It’s safe to say that nearly every black person in the United States has, at some point in his or her life, been warned about or accused of “selling out”. It is often an accusation that delivers an instant and unique sting. But what exactly is “selling out” in the black community?
Just who is betraying whom? Are Bill Cosby and Oprah sellouts for “attacking” hip-hop culture? Have rap artists “sold out” to predominantly white corporate interests who use them to push their own exploitative ideas of black culture to a predominantly white audience? Are black conservatives like Colin Powell, Condoleezza Rice and the greatly maligned Clarence Thomas “sellouts” or simply misunderstood? In his new book Sellout: The Politics of Racial Betrayal, Harvard Law professor Randall Kennedy seeks to define the notion of selling out, and in so doing, constructively shape the often acrimonious discussion about selling out in the black community.
Randall Kennedy is no stranger to this controversy. His bestseller Nigger: The Strange Career of a Troublesome Word argued that legitimizing the use of that term for all members of society would remove its negative connotations. Those who disagreed with his position accused him of selling out, suggesting that his intent in writing Nigger was to curry favor with the white academic establishment.
Sellout seems to be Kennedy’s answer to those criticisms. Rather than respond directly to those who (often unfairly) attacked him, Kennedy seeks to generate criteria for selling out and then, through historical examples and personal anecdotes, subtly suggest why he does not meet them. The result is a book that is intensely personal, incredibly readable and yet still academically weighty.
The core of Kennedy’s argument is not that the black community should do away with the idea of selling out, but rather strictly define the behavior to which it applies. More interestingly, he places the burden of proof on the accuser, by suggesting that we impose consequences just as harsh for those who carelessly wield the label as we do for true sellouts.
A good idea, perhaps, but one that is difficult to enforce, in large part because it is extremely difficult to define the community that is being sold out. In his chapters “Who is Black?” and “Passing as Selling Out”, Kennedy uses legal history to show just how hard it is to determine who belongs to the black community and just how ridiculous some traditionally accepted definitions of black can be.
He opts for what some might consider a loose definition of racial community membership, writing “I embrace a conception in which choice is always an element of racial citizenship. In my view all Negroes should be voluntary Negroes, blacks by choice, African Americans with a recognized right to resign from the race.” It follows then that the sellout is the person who “demonstrates the absence of even a minimal communal allegiance.”
The remaining three chapters of the book all provide historical evidence in support of Kennedy’s definition of selling out, as well as examples of just how detrimental and unproductive the unconfined term “sellout” can be.
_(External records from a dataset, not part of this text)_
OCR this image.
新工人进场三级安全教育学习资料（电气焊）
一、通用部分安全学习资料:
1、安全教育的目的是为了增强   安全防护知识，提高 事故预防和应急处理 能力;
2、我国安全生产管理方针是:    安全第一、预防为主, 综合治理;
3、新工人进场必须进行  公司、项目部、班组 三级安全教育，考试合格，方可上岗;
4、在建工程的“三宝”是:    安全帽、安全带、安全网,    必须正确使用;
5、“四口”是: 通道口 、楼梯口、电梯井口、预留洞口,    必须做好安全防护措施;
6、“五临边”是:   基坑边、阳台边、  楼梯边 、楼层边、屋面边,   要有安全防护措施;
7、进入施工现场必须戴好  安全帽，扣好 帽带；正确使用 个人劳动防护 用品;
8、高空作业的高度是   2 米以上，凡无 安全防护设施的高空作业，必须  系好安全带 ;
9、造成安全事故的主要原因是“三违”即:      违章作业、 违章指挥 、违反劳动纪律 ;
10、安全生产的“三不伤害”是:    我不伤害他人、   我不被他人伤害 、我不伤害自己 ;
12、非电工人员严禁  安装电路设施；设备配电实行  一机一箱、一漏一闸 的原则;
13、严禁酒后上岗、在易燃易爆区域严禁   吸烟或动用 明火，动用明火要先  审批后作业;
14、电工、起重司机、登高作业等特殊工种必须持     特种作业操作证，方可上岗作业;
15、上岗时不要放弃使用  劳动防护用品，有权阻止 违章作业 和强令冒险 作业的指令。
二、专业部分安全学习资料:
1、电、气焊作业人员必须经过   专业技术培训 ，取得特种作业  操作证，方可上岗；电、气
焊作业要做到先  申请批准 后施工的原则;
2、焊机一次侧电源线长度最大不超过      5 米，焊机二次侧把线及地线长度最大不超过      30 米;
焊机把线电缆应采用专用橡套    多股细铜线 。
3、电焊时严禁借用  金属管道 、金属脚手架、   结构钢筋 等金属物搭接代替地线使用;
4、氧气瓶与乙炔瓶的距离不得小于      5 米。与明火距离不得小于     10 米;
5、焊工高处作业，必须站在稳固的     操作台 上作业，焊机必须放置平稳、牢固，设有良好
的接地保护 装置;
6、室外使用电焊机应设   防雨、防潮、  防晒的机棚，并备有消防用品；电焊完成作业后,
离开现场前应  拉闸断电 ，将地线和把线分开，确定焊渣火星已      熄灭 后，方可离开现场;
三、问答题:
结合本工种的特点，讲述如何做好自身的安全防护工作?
Perhaps most interesting is the amount of time Kennedy spends defending the man widely considered the poster child for selling out, Supreme Court Justice Clarence Thomas.
While making it clear that he does not agree with Thomas’s policies or legal opinions, Kennedy criticizes those who attack Thomas’s character instead of forming “an informed understanding of [his jurisprudence] that provides a predicate for carefully calibrated criticism.” In other words a community does itself no favors by branding those with unpopular opinions as sellouts instead of listening respectfully to what may be valuable criticism.